This Broadway production of Who’s Afraid of Virginia Woolf? opened 50 years to the day after the play’s première.
Such an occasion deserves something special and, almost inevitably, Chicago’s excellent Steppenwolf company has come up with the goods, courtesy of Pam MacKinnon and her excellent cast.
In typical Steppenwolf fashion, this production benefits from painful realism, leaving all present wrung out by the end of 3¼ gruelling hours of marital war games in the duelling owners’ overly-elaborate, book-piled living room / study.
In that sense, Albee’s play follows a glorious line that might include The Taming of the Shrew, Private Lives and Look Back in Anger.
The central casting features one of America’s most versatile theatre practitioners. Tracy Letts is on a roll. After his August, Osage County conquered Broadway and the National, Killer Joe has recently been turned into a movie directed by William Friedkin.

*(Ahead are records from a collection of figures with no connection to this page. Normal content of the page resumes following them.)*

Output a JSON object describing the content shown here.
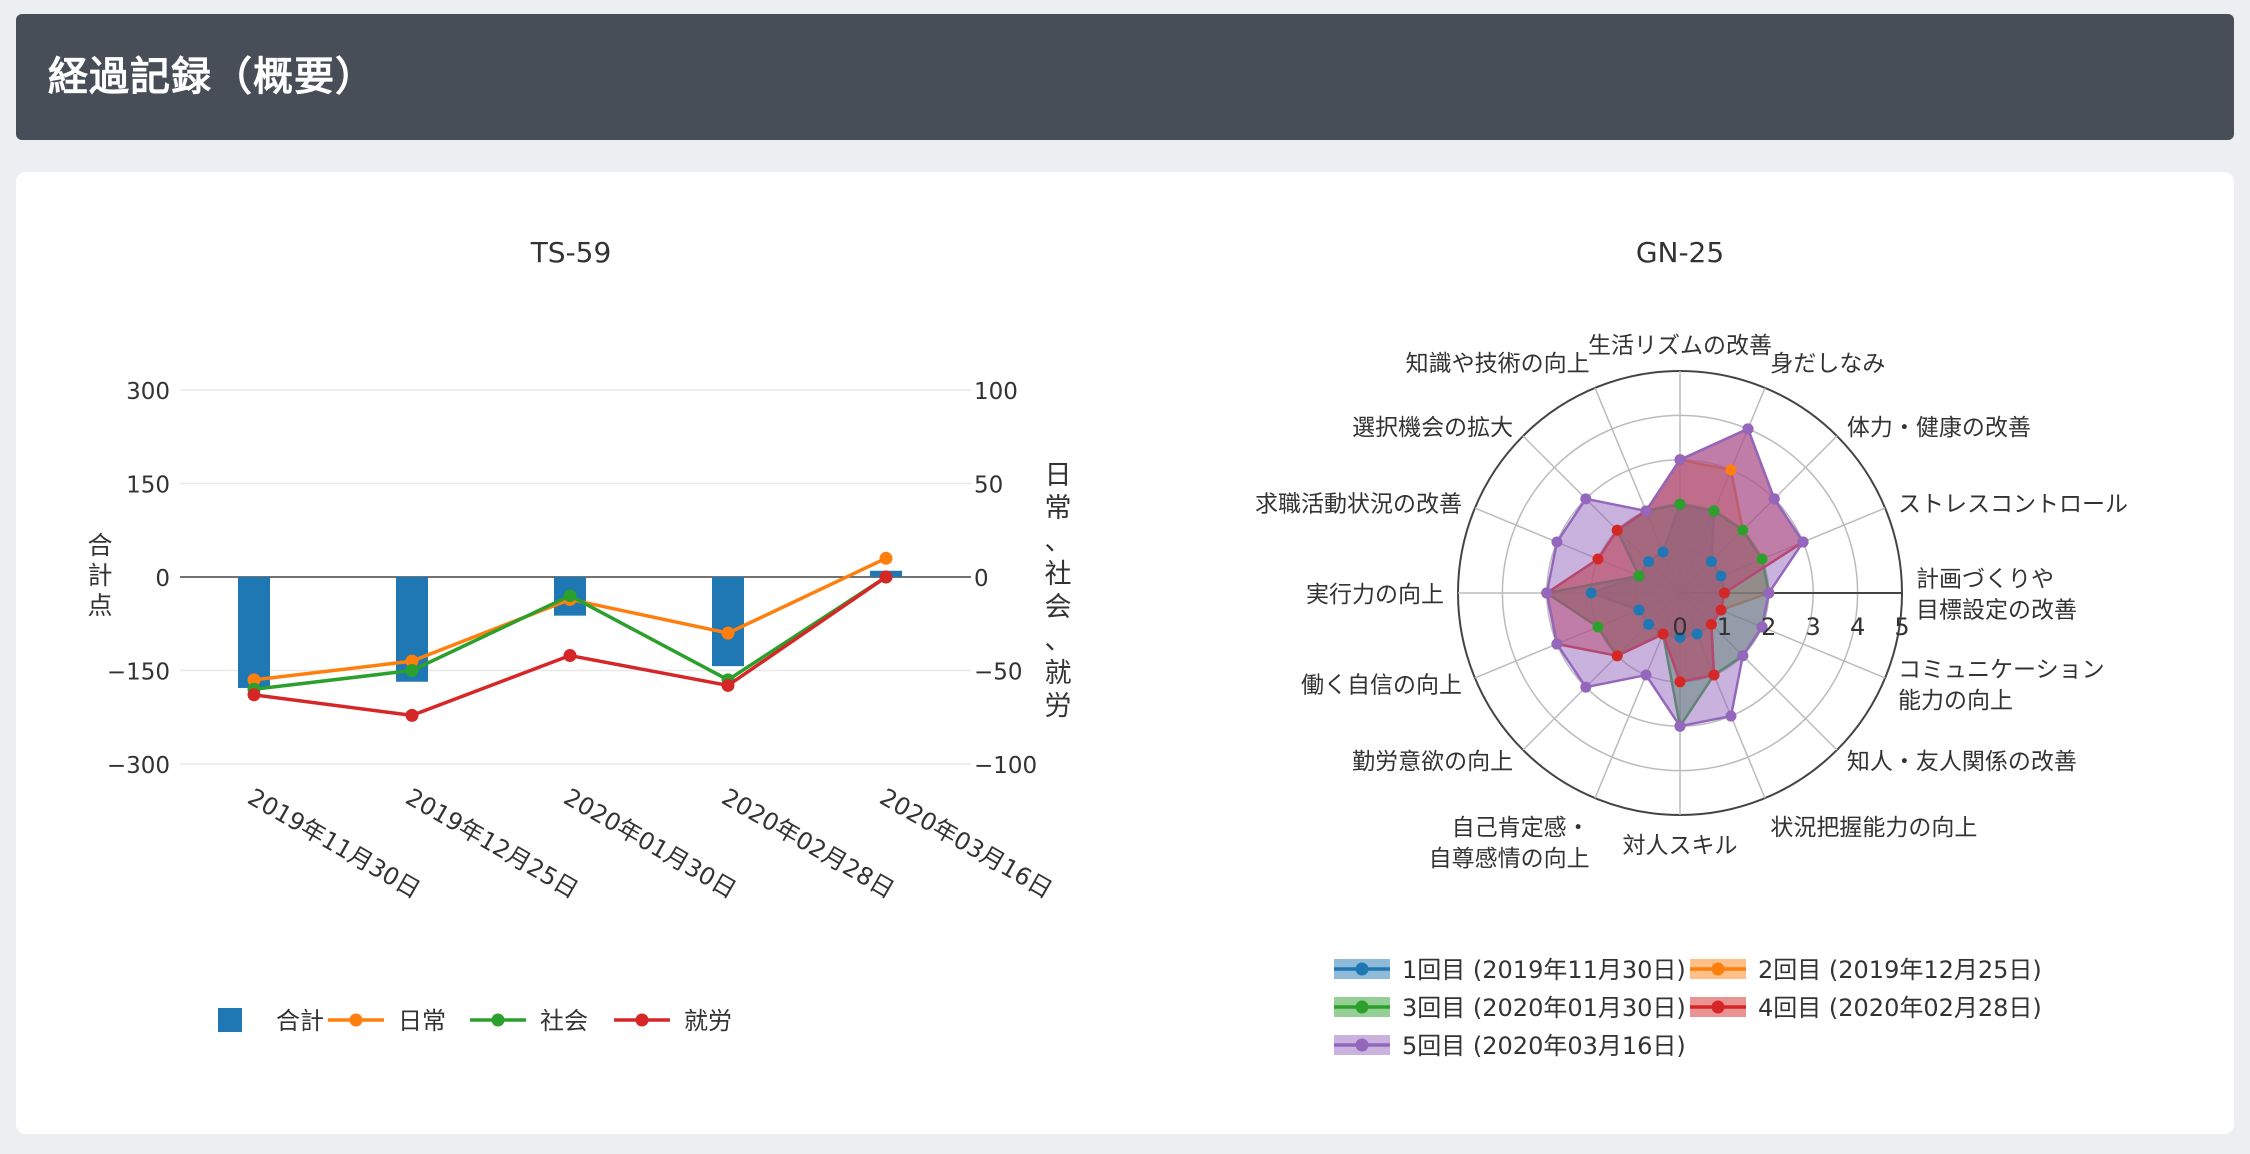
{
  "header": {
    "title": "経過記録（概要）"
  },
  "chart_data": [
    {
      "type": "bar+line",
      "title": "TS-59",
      "categories": [
        "2019年11月30日",
        "2019年12月25日",
        "2020年01月30日",
        "2020年02月28日",
        "2020年03月16日"
      ],
      "y_left": {
        "label": "合計点",
        "range": [
          -300,
          300
        ],
        "ticks": [
          "300",
          "150",
          "0",
          "−150",
          "−300"
        ]
      },
      "y_right": {
        "label": "日常、社会、就労",
        "range": [
          -100,
          100
        ],
        "ticks": [
          "100",
          "50",
          "0",
          "−50",
          "−100"
        ]
      },
      "series": [
        {
          "name": "合計",
          "kind": "bar",
          "axis": "left",
          "color": "#1f77b4",
          "values": [
            -178,
            -168,
            -62,
            -143,
            10
          ]
        },
        {
          "name": "日常",
          "kind": "line",
          "axis": "right",
          "color": "#ff7f0e",
          "values": [
            -55,
            -45,
            -12,
            -30,
            10
          ]
        },
        {
          "name": "社会",
          "kind": "line",
          "axis": "right",
          "color": "#2ca02c",
          "values": [
            -60,
            -50,
            -10,
            -55,
            0
          ]
        },
        {
          "name": "就労",
          "kind": "line",
          "axis": "right",
          "color": "#d62728",
          "values": [
            -63,
            -74,
            -42,
            -58,
            0
          ]
        }
      ],
      "legend_position": "bottom-left"
    },
    {
      "type": "radar",
      "title": "GN-25",
      "radial_range": [
        0,
        5
      ],
      "radial_ticks": [
        "0",
        "1",
        "2",
        "3",
        "4",
        "5"
      ],
      "axes": [
        "計画づくりや\n目標設定の改善",
        "ストレスコントロール",
        "体力・健康の改善",
        "身だしなみ",
        "生活リズムの改善",
        "知識や技術の向上",
        "選択機会の拡大",
        "求職活動状況の改善",
        "実行力の向上",
        "働く自信の向上",
        "勤労意欲の向上",
        "自己肯定感・\n自尊感情の向上",
        "対人スキル",
        "状況把握能力の向上",
        "知人・友人関係の改善",
        "コミュニケーション\n能力の向上"
      ],
      "series": [
        {
          "name": "1回目 (2019年11月30日)",
          "color": "#1f77b4",
          "values": [
            1,
            1,
            1,
            2,
            2,
            1,
            1,
            1,
            2,
            1,
            1,
            1,
            1,
            1,
            1,
            1
          ]
        },
        {
          "name": "2回目 (2019年12月25日)",
          "color": "#ff7f0e",
          "values": [
            2,
            2,
            2,
            3,
            3,
            2,
            2,
            2,
            3,
            2,
            2,
            1,
            2,
            2,
            1,
            1
          ]
        },
        {
          "name": "3回目 (2020年01月30日)",
          "color": "#2ca02c",
          "values": [
            2,
            2,
            2,
            2,
            2,
            2,
            2,
            1,
            3,
            2,
            2,
            1,
            3,
            2,
            2,
            2
          ]
        },
        {
          "name": "4回目 (2020年02月28日)",
          "color": "#d62728",
          "values": [
            1,
            3,
            3,
            4,
            3,
            2,
            2,
            2,
            3,
            3,
            2,
            1,
            2,
            2,
            1,
            1
          ]
        },
        {
          "name": "5回目 (2020年03月16日)",
          "color": "#9467bd",
          "values": [
            2,
            3,
            3,
            4,
            3,
            2,
            3,
            3,
            3,
            3,
            3,
            2,
            3,
            3,
            2,
            2
          ]
        }
      ],
      "legend_position": "bottom"
    }
  ]
}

In addition to writing punchy plays, Letts is also an adept director and, as he proves here, a fine actor.
He plays mediocre college professor George opposite Amy Morton as Martha. She will be known to British viewers as the actress who created the part of married daughter Barbara in August.
The pair strike sparks off each other with astonishing alacrity, frequently leaving viewers uncertain whether their outlandishly provocative behaviour is part of some unsavoury game or in earnest.

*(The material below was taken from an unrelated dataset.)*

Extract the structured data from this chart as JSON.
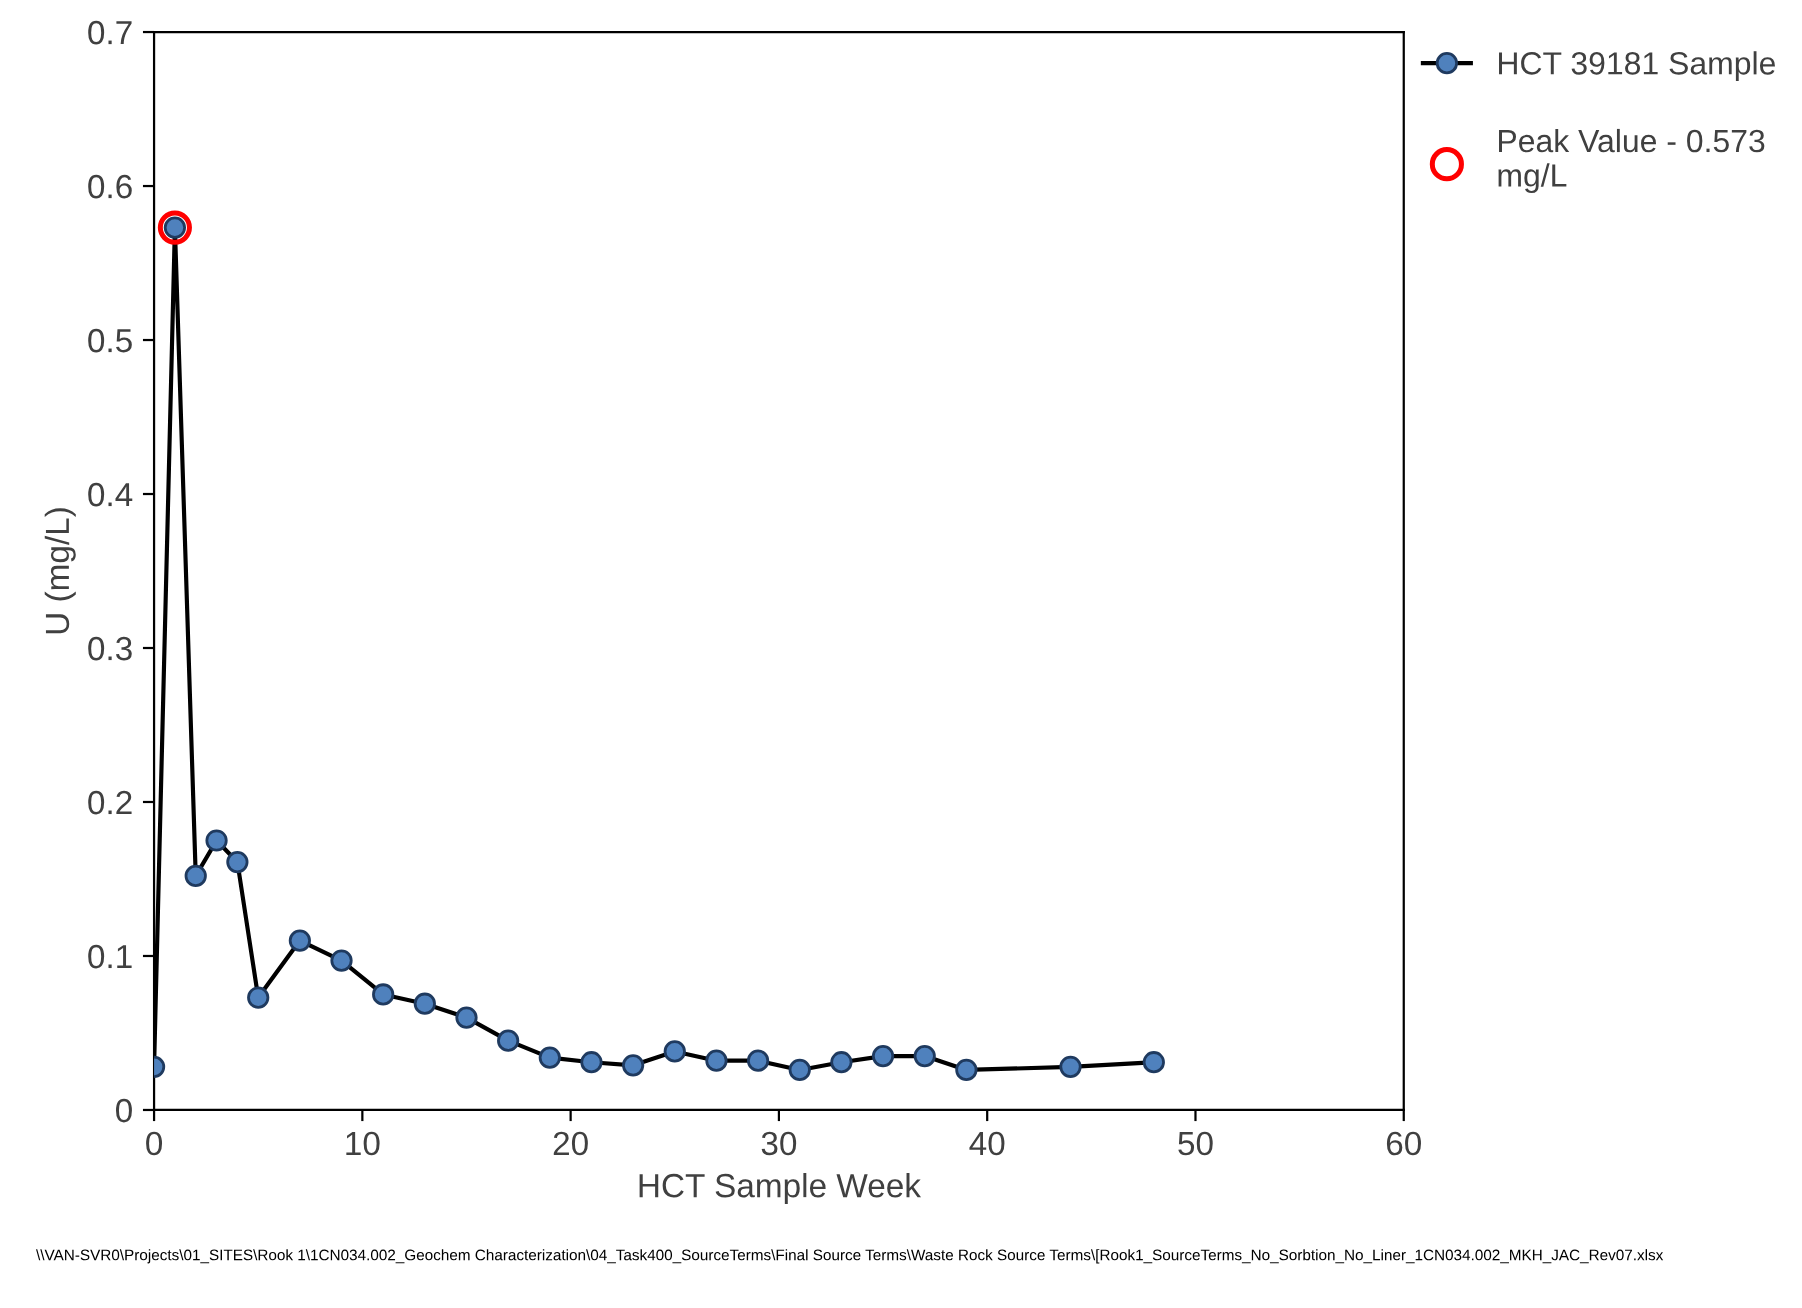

Equally bemused are the two innocent, young house guests who arrive at two in the morning for a show of marital fireworks the like of which they will never previously have encountered.

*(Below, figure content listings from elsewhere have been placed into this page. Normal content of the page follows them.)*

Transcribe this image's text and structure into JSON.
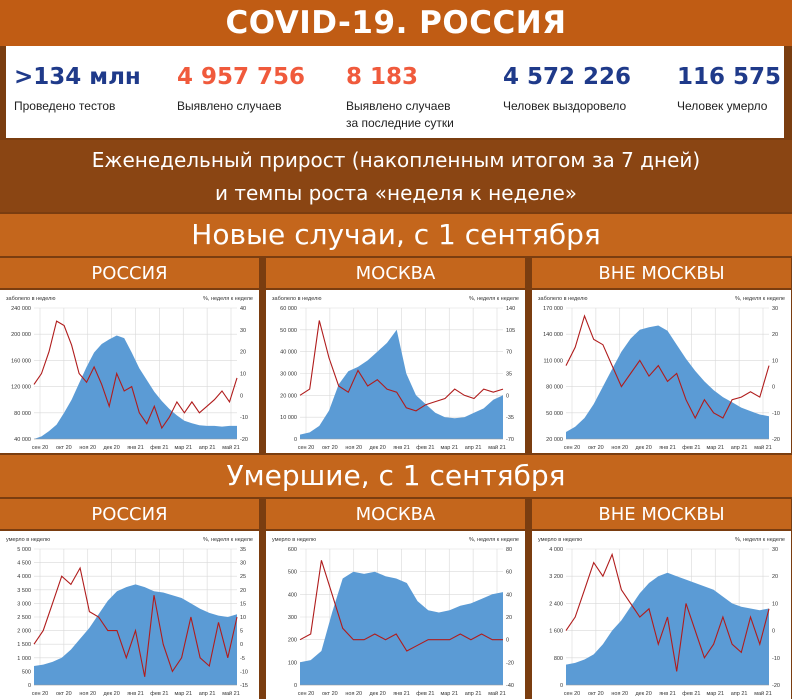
{
  "title": "COVID-19. РОССИЯ",
  "stats": [
    {
      "value": ">134 млн",
      "label1": "Проведено тестов",
      "label2": "",
      "color": "#1f3a8a"
    },
    {
      "value": "4 957 756",
      "label1": "Выявлено случаев",
      "label2": "",
      "color": "#f05a3c"
    },
    {
      "value": "8 183",
      "label1": "Выявлено случаев",
      "label2": "за последние сутки",
      "color": "#f05a3c"
    },
    {
      "value": "4 572 226",
      "label1": "Человек выздоровело",
      "label2": "",
      "color": "#1f3a8a"
    },
    {
      "value": "116 575",
      "label1": "Человек умерло",
      "label2": "",
      "color": "#1f3a8a"
    }
  ],
  "subtitle": {
    "line1": "Еженедельный прирост (накопленным итогом за 7 дней)",
    "line2": "и темпы роста «неделя к неделе»"
  },
  "section_cases": "Новые случаи, с 1 сентября",
  "section_deaths": "Умершие, с 1 сентября",
  "colors": {
    "area": "#5b9bd5",
    "line": "#b01c1c",
    "grid": "#d9d9d9"
  },
  "chart_data": [
    {
      "type": "area",
      "panel": "РОССИЯ",
      "group": "cases",
      "left_label": "заболело в неделю",
      "right_label": "%, неделя к неделе",
      "left_ticks": [
        "240 000",
        "200 000",
        "160 000",
        "120 000",
        "80 000",
        "40 000"
      ],
      "left_range": [
        40000,
        240000
      ],
      "right_ticks": [
        "40",
        "30",
        "20",
        "10",
        "0",
        "-10",
        "-20"
      ],
      "right_range": [
        -20,
        40
      ],
      "x_ticks": [
        "сен 20",
        "окт 20",
        "ноя 20",
        "дек 20",
        "янв 21",
        "фев 21",
        "мар 21",
        "апр 21",
        "май 21"
      ],
      "series": [
        {
          "name": "заболело в неделю",
          "axis": "left",
          "values": [
            40000,
            44000,
            52000,
            62000,
            80000,
            100000,
            125000,
            150000,
            172000,
            185000,
            192000,
            198000,
            194000,
            172000,
            148000,
            130000,
            112000,
            98000,
            86000,
            76000,
            68000,
            64000,
            61000,
            60000,
            60000,
            59000,
            60000,
            60000
          ]
        },
        {
          "name": "%, неделя к неделе",
          "axis": "right",
          "values": [
            5,
            10,
            20,
            34,
            32,
            23,
            10,
            6,
            13,
            5,
            -5,
            10,
            2,
            4,
            -8,
            -13,
            -5,
            -15,
            -10,
            -3,
            -8,
            -3,
            -8,
            -5,
            -2,
            2,
            -3,
            8
          ]
        }
      ]
    },
    {
      "type": "area",
      "panel": "МОСКВА",
      "group": "cases",
      "left_label": "заболело в неделю",
      "right_label": "%, неделя к неделе",
      "left_ticks": [
        "60 000",
        "50 000",
        "40 000",
        "30 000",
        "20 000",
        "10 000",
        "0"
      ],
      "left_range": [
        0,
        60000
      ],
      "right_ticks": [
        "140",
        "105",
        "70",
        "35",
        "0",
        "-35",
        "-70"
      ],
      "right_range": [
        -70,
        140
      ],
      "x_ticks": [
        "сен 20",
        "окт 20",
        "ноя 20",
        "дек 20",
        "янв 21",
        "фев 21",
        "мар 21",
        "апр 21",
        "май 21"
      ],
      "series": [
        {
          "name": "заболело в неделю",
          "axis": "left",
          "values": [
            2000,
            3000,
            6000,
            13000,
            25000,
            31000,
            33000,
            36000,
            40000,
            44000,
            50000,
            30000,
            20000,
            16000,
            12000,
            10000,
            9500,
            10000,
            12000,
            14000,
            18000,
            20000
          ]
        },
        {
          "name": "%, неделя к неделе",
          "axis": "right",
          "values": [
            0,
            10,
            120,
            60,
            15,
            5,
            40,
            15,
            25,
            10,
            5,
            -20,
            -25,
            -15,
            -10,
            -5,
            10,
            0,
            -5,
            10,
            5,
            10
          ]
        }
      ]
    },
    {
      "type": "area",
      "panel": "ВНЕ МОСКВЫ",
      "group": "cases",
      "left_label": "заболело в неделю",
      "right_label": "%, неделя к неделе",
      "left_ticks": [
        "170 000",
        "140 000",
        "110 000",
        "80 000",
        "50 000",
        "20 000"
      ],
      "left_range": [
        20000,
        170000
      ],
      "right_ticks": [
        "30",
        "20",
        "10",
        "0",
        "-10",
        "-20"
      ],
      "right_range": [
        -20,
        30
      ],
      "x_ticks": [
        "сен 20",
        "окт 20",
        "ноя 20",
        "дек 20",
        "янв 21",
        "фев 21",
        "мар 21",
        "апр 21",
        "май 21"
      ],
      "series": [
        {
          "name": "заболело в неделю",
          "axis": "left",
          "values": [
            28000,
            34000,
            44000,
            60000,
            80000,
            100000,
            120000,
            135000,
            145000,
            148000,
            150000,
            144000,
            128000,
            112000,
            98000,
            86000,
            76000,
            68000,
            62000,
            56000,
            52000,
            48000,
            46000
          ]
        },
        {
          "name": "%, неделя к неделе",
          "axis": "right",
          "values": [
            8,
            15,
            27,
            18,
            16,
            8,
            0,
            5,
            10,
            4,
            8,
            2,
            5,
            -5,
            -12,
            -5,
            -10,
            -12,
            -5,
            -4,
            -2,
            -4,
            8
          ]
        }
      ]
    },
    {
      "type": "area",
      "panel": "РОССИЯ",
      "group": "deaths",
      "left_label": "умерло в неделю",
      "right_label": "%, неделя к неделе",
      "left_ticks": [
        "5 000",
        "4 500",
        "4 000",
        "3 500",
        "3 000",
        "2 500",
        "2 000",
        "1 500",
        "1 000",
        "500",
        "0"
      ],
      "left_range": [
        0,
        5000
      ],
      "right_ticks": [
        "35",
        "30",
        "25",
        "20",
        "15",
        "10",
        "5",
        "0",
        "-5",
        "-10",
        "-15"
      ],
      "right_range": [
        -15,
        35
      ],
      "x_ticks": [
        "сен 20",
        "окт 20",
        "ноя 20",
        "дек 20",
        "янв 21",
        "фев 21",
        "мар 21",
        "апр 21",
        "май 21"
      ],
      "series": [
        {
          "name": "умерло в неделю",
          "axis": "left",
          "values": [
            700,
            750,
            850,
            1000,
            1300,
            1700,
            2100,
            2600,
            3100,
            3450,
            3600,
            3700,
            3600,
            3450,
            3400,
            3300,
            3200,
            3000,
            2800,
            2650,
            2550,
            2500,
            2600
          ]
        },
        {
          "name": "%, неделя к неделе",
          "axis": "right",
          "values": [
            0,
            5,
            15,
            25,
            22,
            28,
            12,
            10,
            5,
            5,
            -5,
            5,
            -12,
            18,
            0,
            -10,
            -5,
            10,
            -5,
            -8,
            8,
            -5,
            10
          ]
        }
      ]
    },
    {
      "type": "area",
      "panel": "МОСКВА",
      "group": "deaths",
      "left_label": "умерло в неделю",
      "right_label": "%, неделя к неделе",
      "left_ticks": [
        "600",
        "500",
        "400",
        "300",
        "200",
        "100",
        "0"
      ],
      "left_range": [
        0,
        600
      ],
      "right_ticks": [
        "80",
        "60",
        "40",
        "20",
        "0",
        "-20",
        "-40"
      ],
      "right_range": [
        -40,
        80
      ],
      "x_ticks": [
        "сен 20",
        "окт 20",
        "ноя 20",
        "дек 20",
        "янв 21",
        "фев 21",
        "мар 21",
        "апр 21",
        "май 21"
      ],
      "series": [
        {
          "name": "умерло в неделю",
          "axis": "left",
          "values": [
            100,
            110,
            150,
            320,
            470,
            500,
            490,
            500,
            480,
            470,
            450,
            370,
            330,
            320,
            330,
            350,
            360,
            380,
            400,
            410
          ]
        },
        {
          "name": "%, неделя к неделе",
          "axis": "right",
          "values": [
            0,
            5,
            70,
            40,
            10,
            0,
            0,
            5,
            0,
            5,
            -10,
            -5,
            0,
            0,
            0,
            5,
            0,
            5,
            0,
            0
          ]
        }
      ]
    },
    {
      "type": "area",
      "panel": "ВНЕ МОСКВЫ",
      "group": "deaths",
      "left_label": "умерло в неделю",
      "right_label": "%, неделя к неделе",
      "left_ticks": [
        "4 000",
        "3 200",
        "2 400",
        "1 600",
        "800",
        "0"
      ],
      "left_range": [
        0,
        4000
      ],
      "right_ticks": [
        "30",
        "20",
        "10",
        "0",
        "-10",
        "-20"
      ],
      "right_range": [
        -20,
        30
      ],
      "x_ticks": [
        "сен 20",
        "окт 20",
        "ноя 20",
        "дек 20",
        "янв 21",
        "фев 21",
        "мар 21",
        "апр 21",
        "май 21"
      ],
      "series": [
        {
          "name": "умерло в неделю",
          "axis": "left",
          "values": [
            600,
            650,
            750,
            900,
            1200,
            1600,
            1900,
            2300,
            2700,
            3000,
            3200,
            3300,
            3200,
            3100,
            3000,
            2900,
            2800,
            2600,
            2400,
            2300,
            2250,
            2200,
            2250
          ]
        },
        {
          "name": "%, неделя к неделе",
          "axis": "right",
          "values": [
            0,
            5,
            15,
            25,
            20,
            28,
            15,
            10,
            5,
            8,
            -5,
            5,
            -15,
            10,
            0,
            -10,
            -5,
            5,
            -5,
            -8,
            5,
            -5,
            8
          ]
        }
      ]
    }
  ]
}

Broadway debutants Madison Dirks as Nick and Carrie Coon as Honey practically manage to match the virtuosity of the leads, which is paying them the highest of compliments. In particular, Miss Coon makes a wonderful job of a character who gets to the point of hopeless drunkenness very early on. It was hard to believe at any point thereafter that the actress was sober and merely portraying a young woman under the influence, so convincing was her acting.
In the same way, it would have come as no surprise to learn that Letts and Miss Morton hate each other off stage, nor that Dirks has a serious rivalry with the leading man, who in turn alternates between timid subservience and magnificent moments of masterful aggression.
Who’s Afraid of Virginia Woolf? really is a great play and this cast proves the point beyond doubt. On one level, the play gets right to the heart of what marriage can mean, seen from two perspectives. On another, it is surely suggesting that the inheritors of the names of the Washingtons have discovered that the Great American Dream is now long soured.
This is made all too clear as one realises that the younger couple represent the youthful hope that their elders had once shared but which is now translated into defeated resignation bordering on utter despair.
It is great news when Broadway can commemorate an anniversary in such fine style and perhaps some enterprising London producer might see whether there is any chance of a transfer.